Kentucky has made the trumpet vine her State flower, and few States can boast of such a brilliant member of the sisterhood of emblematic blossoms. Growing on a vine that has as much vitality as a Lexington thoroughbred and as much resourcefulness in holding its own in the gruelling free-for-all race for existence as any star of the turf, the trumpet flower is well beloved by those who live within the Blue Grass State and by a host who enjoy no such fortune.
Except in the West, the vine is no blatant intruder in places where it is not wanted and never drives the careful farmer distracted by a disposition to preëmpt land which he dedicates to grass. Rather it seeks the moist rich wood and thicket, desiring only to have its chance to survive in this habitat without intruding upon every kind of landscape. Invited to do so by the lover of flowers, it willingly comes out of the woods and forms a delightful arbor for any porch. Sometimes, in parts of the country where it did not originally grow wild, it lives as an “escape” from the portico arbor of the well-kept home. It begins to flower in August and seeds in September. From Jersey's shores to the Mississippi's banks, from the Lakes to the Gulf, it finds hospitable soil and genial weather.

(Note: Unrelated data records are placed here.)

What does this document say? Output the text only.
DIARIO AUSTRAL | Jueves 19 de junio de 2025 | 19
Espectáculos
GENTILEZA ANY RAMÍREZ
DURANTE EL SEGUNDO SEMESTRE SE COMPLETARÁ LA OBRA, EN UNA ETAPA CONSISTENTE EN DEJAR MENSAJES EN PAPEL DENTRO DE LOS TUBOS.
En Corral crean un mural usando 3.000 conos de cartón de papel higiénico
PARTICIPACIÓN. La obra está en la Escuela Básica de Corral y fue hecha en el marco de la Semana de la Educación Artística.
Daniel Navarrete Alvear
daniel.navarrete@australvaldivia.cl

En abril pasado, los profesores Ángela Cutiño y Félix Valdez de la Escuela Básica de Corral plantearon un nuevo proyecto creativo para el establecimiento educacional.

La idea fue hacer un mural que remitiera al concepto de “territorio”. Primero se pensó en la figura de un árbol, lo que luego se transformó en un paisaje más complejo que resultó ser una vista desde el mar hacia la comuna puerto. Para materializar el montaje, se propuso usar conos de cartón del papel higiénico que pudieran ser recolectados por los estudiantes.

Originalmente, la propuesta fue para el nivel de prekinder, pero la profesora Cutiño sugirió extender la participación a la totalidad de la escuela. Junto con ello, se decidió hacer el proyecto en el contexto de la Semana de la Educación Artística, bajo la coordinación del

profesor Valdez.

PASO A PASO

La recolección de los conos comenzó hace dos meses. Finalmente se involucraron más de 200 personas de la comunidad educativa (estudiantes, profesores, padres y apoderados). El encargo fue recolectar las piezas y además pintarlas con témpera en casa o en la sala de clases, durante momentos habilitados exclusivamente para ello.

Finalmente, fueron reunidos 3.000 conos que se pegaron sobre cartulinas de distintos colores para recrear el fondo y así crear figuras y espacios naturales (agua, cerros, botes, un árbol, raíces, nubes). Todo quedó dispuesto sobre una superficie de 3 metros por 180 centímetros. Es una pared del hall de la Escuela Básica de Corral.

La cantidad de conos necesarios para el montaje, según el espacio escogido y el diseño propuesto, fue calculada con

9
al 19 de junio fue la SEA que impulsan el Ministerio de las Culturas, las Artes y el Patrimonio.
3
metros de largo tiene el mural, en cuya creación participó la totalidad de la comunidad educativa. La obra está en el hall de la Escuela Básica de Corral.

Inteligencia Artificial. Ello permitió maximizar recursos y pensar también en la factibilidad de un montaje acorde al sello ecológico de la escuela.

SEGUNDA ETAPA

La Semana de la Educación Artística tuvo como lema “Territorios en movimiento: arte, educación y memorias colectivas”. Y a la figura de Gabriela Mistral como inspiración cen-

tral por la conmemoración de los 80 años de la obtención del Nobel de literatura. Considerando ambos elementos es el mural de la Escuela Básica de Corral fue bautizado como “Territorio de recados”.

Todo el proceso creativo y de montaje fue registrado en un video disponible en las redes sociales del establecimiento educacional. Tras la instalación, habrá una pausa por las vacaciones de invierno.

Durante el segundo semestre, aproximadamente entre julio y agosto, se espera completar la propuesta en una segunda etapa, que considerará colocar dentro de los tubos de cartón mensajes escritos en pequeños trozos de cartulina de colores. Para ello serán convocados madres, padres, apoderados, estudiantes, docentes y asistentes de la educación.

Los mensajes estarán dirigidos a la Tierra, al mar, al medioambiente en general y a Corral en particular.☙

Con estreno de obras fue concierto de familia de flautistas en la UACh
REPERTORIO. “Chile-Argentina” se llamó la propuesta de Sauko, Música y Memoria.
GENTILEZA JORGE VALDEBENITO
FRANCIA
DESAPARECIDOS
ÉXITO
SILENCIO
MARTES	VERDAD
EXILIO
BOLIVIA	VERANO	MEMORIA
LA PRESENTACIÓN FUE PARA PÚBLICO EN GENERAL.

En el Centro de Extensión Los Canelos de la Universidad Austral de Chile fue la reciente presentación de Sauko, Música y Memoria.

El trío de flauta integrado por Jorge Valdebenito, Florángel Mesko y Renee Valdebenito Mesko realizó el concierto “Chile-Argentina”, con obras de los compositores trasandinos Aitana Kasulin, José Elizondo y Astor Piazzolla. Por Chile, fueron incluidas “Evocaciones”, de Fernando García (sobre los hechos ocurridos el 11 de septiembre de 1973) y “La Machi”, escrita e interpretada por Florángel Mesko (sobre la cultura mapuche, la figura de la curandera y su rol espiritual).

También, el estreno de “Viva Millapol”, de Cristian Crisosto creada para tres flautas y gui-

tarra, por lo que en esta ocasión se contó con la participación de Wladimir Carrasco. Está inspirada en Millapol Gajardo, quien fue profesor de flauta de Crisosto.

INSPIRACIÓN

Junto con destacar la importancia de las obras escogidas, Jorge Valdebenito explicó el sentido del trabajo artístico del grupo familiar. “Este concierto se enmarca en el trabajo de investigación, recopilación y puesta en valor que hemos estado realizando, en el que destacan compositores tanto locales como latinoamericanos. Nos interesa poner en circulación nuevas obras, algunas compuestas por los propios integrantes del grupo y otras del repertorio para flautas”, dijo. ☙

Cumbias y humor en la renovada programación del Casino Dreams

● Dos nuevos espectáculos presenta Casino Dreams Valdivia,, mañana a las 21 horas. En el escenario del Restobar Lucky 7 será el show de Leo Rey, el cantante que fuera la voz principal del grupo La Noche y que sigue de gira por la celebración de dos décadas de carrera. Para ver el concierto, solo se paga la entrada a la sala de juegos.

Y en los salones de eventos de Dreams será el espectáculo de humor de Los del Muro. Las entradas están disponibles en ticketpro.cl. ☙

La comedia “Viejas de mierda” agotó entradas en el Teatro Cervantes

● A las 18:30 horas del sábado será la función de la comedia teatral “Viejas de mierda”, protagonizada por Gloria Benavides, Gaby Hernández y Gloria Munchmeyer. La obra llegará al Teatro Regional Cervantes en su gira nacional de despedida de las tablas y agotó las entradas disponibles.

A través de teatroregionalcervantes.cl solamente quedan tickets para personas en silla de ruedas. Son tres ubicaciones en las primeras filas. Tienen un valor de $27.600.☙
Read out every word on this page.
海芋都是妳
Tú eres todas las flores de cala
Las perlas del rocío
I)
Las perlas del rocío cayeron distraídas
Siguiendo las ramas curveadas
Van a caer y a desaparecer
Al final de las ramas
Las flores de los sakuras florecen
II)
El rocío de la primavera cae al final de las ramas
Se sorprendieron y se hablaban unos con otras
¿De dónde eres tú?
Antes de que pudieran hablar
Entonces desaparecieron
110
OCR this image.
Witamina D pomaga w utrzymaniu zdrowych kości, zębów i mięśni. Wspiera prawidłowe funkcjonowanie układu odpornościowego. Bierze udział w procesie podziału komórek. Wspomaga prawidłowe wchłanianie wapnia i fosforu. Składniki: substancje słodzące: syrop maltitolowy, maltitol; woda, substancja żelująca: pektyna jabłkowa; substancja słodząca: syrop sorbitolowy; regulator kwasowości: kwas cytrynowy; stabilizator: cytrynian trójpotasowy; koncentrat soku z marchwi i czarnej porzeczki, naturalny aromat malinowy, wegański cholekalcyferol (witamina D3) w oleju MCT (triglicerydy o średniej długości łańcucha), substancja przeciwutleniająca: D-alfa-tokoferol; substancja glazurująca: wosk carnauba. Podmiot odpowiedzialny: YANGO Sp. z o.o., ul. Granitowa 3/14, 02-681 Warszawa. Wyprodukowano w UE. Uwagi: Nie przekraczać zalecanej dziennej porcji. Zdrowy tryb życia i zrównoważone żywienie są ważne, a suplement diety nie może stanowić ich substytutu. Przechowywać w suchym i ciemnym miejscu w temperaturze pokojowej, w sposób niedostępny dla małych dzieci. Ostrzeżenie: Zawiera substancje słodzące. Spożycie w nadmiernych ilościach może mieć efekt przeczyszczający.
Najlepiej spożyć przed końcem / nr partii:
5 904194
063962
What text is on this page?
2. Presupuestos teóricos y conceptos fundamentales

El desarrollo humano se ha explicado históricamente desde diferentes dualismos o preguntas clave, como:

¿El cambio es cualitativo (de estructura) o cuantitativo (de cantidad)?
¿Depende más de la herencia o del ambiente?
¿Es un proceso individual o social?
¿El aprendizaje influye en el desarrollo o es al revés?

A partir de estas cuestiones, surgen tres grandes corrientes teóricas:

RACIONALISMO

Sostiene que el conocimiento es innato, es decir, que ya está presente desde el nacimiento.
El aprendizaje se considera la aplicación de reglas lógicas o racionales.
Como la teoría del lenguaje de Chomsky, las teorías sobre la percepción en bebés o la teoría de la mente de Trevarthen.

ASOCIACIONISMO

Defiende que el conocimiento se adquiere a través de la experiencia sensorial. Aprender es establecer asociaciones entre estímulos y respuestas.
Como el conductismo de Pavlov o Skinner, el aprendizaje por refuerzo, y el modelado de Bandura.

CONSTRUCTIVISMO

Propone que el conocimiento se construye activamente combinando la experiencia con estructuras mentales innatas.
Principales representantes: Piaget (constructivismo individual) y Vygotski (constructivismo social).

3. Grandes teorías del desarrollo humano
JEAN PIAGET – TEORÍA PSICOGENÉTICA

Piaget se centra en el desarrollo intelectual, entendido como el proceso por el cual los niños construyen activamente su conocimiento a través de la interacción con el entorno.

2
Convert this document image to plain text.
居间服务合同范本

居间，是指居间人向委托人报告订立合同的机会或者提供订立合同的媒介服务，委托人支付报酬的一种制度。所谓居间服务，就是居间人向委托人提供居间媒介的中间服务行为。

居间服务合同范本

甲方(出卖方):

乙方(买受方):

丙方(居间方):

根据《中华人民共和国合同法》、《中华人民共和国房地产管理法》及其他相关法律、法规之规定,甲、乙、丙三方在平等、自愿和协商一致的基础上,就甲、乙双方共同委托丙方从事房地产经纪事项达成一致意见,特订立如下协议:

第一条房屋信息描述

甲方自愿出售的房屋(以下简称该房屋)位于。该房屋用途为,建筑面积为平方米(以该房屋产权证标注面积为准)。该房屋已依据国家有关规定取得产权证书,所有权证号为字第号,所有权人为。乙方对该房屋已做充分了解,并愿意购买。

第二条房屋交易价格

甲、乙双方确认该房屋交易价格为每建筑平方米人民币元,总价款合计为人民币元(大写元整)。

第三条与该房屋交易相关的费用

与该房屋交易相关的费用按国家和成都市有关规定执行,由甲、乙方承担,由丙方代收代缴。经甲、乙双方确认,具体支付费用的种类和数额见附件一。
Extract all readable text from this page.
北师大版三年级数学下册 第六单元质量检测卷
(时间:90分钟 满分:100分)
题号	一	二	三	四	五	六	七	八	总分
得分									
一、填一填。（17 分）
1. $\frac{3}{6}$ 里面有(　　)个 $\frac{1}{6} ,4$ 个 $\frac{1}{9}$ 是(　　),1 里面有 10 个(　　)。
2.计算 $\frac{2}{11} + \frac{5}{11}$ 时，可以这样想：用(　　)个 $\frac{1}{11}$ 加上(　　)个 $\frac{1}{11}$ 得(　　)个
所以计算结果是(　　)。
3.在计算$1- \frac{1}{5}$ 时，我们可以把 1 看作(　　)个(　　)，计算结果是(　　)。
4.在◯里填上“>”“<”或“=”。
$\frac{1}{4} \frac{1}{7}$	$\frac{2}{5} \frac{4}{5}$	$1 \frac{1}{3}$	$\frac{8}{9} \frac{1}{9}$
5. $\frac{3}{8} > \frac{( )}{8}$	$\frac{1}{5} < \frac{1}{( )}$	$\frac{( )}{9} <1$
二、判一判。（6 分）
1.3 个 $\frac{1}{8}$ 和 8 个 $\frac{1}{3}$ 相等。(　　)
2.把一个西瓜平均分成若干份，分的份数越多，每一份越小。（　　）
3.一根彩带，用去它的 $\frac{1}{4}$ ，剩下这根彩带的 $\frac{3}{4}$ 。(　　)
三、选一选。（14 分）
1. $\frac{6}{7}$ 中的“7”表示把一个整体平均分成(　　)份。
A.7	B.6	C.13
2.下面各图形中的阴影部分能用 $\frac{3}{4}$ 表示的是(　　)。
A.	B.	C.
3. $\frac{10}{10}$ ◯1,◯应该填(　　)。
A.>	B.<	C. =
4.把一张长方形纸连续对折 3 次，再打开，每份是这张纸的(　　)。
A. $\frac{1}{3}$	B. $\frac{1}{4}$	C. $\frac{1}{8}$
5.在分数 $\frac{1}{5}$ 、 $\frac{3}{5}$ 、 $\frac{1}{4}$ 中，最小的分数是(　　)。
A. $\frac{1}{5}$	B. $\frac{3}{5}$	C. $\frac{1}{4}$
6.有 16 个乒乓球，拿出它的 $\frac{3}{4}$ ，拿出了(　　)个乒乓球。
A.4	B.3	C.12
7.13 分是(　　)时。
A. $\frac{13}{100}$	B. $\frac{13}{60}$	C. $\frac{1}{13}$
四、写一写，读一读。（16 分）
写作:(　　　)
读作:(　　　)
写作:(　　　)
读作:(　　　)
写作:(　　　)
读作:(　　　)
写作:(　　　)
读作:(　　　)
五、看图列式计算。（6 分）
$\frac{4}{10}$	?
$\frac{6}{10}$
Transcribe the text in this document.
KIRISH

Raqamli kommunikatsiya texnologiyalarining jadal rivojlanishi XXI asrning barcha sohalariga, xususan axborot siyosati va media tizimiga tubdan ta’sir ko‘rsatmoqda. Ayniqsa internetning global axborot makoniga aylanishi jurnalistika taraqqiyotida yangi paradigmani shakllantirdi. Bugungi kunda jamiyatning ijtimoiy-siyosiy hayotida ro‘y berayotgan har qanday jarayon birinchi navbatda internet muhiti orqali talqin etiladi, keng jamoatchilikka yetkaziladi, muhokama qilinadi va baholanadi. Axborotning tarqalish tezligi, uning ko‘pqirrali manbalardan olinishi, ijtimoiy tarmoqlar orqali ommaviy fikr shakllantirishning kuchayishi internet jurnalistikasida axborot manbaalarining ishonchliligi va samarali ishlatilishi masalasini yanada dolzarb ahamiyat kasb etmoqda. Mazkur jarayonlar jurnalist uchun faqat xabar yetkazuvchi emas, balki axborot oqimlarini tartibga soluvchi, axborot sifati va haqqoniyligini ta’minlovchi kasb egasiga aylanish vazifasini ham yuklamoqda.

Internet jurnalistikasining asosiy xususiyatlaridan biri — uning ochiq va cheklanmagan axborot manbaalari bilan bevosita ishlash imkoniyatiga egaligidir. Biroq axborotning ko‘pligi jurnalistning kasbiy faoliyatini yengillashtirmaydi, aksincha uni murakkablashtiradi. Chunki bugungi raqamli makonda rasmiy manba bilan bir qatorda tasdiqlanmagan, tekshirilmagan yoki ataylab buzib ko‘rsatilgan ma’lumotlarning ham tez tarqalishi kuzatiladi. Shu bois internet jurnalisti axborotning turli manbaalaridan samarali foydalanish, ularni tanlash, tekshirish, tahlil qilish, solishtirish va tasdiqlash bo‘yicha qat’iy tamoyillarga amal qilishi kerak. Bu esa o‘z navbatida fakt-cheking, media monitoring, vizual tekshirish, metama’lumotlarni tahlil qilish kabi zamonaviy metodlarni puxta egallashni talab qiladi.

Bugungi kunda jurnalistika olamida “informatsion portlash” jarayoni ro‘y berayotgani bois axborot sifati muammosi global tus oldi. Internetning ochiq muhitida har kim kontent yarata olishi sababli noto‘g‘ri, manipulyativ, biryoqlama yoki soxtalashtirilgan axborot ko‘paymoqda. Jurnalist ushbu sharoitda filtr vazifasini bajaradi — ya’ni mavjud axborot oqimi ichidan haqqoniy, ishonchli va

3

Were it human, the trumpet vine would perhaps not be loved so well. Its instincts of survival are so strong that it does not hesitate to trample upon the rights of weaker neighbors in its efforts to reach the top. Sometimes its aërial rootlets carry it upward or onward until it has stalks as much as 40 feet long. Ever reaching up and striving for a place with the elect of the plant world, it would be in danger of being called a “social climber”; but as a flower we can admire its determination to win its place in the unhampered room at the top.